The Hellenistic Period is a part of the Ancient Period for the European and Near Asian space. The use of this period is justified by the extent of the Hellenic culture in most of these areas, due to the Greek political presence especially in Asia after Alexander’s conquests, but also to a new wave of Greek colonization. In consequence, the Hellenistic Period is usually accepted to begin in 323 BCE with Alexander’s death and ends in 31 BCE with the conquest of the last Hellenistic kingdom by Rome, the Lagid kingdom of Egypt. For the Asian part, we could lengthen it to 10 BCE, when the last Indo-Greek kingdom was conquered by Indo-Sakas.

Politically, the Hellenistic Period is characterized by a division and a split from Alexander’s former empire, with endless wars between the Diadochi and their successors. Thus the Hellenistic kingdoms weakened themselves and thus gradually created space for competing kingdoms, such as Pontus or Bactria. At the same time, Roman power was in exponential expansion, annihilating other political presence in Italy, and then the Carthaginian dominance of the Mediterranean in the three Punic Wars. At the end of the Hellenistic Period the young Roman empire had almost reached its maximum expansion, from Lusitania (modern Portugal) to Syria and from South-Britain to Egypt.

In general, some things characterized this period in opposition of the previous one: The model of the city-state which dominated before was replaced by the different kinds of kingdoms, with more centralized power. Moreso, it is the basic idea of administration which changed: It was no longer a matter of managing the civic affairs in the name of the community, but by delegation in the name of one personal authority. At the same time, mercenaries were more frequently used in Hellenistic armies, in order to face the military and technical evolution which greatly increased the cost for equip a civic army. The best example is the fame and the use of the Galatians by the Hellenistic kingdoms.

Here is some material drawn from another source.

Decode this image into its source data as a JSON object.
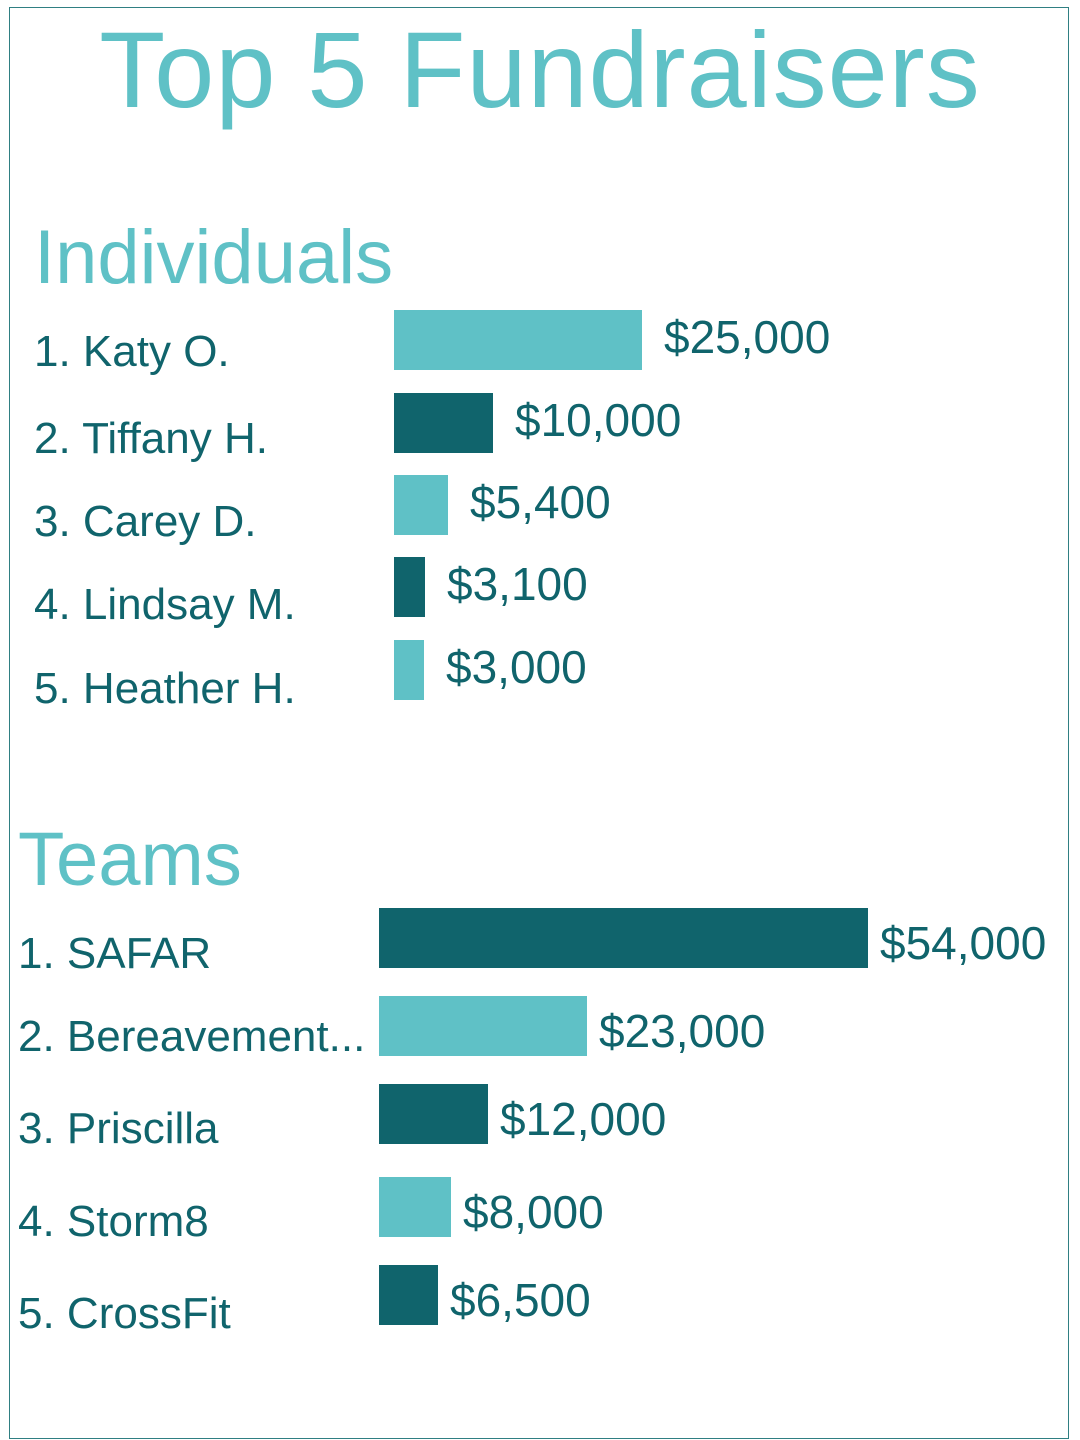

Culturally, this period is not an intermediary era between the prosperous Classic and Imperial ones, as it was described in the past. Aristotle the father of modern sciences, Menander the great comedies’ author, Epicure the moralist, Eratosthenes, but also Euclid, Archimedes, and Polybius lived and worked during the Hellenistic Period. This period showed progress in architecture, a lot of great euergetism (altruistic donations to the community), a multiplication of feast days and celebrations (shown by the great number of created theatres), the development of art and the creation of libraries, with the most famous being in Alexandria.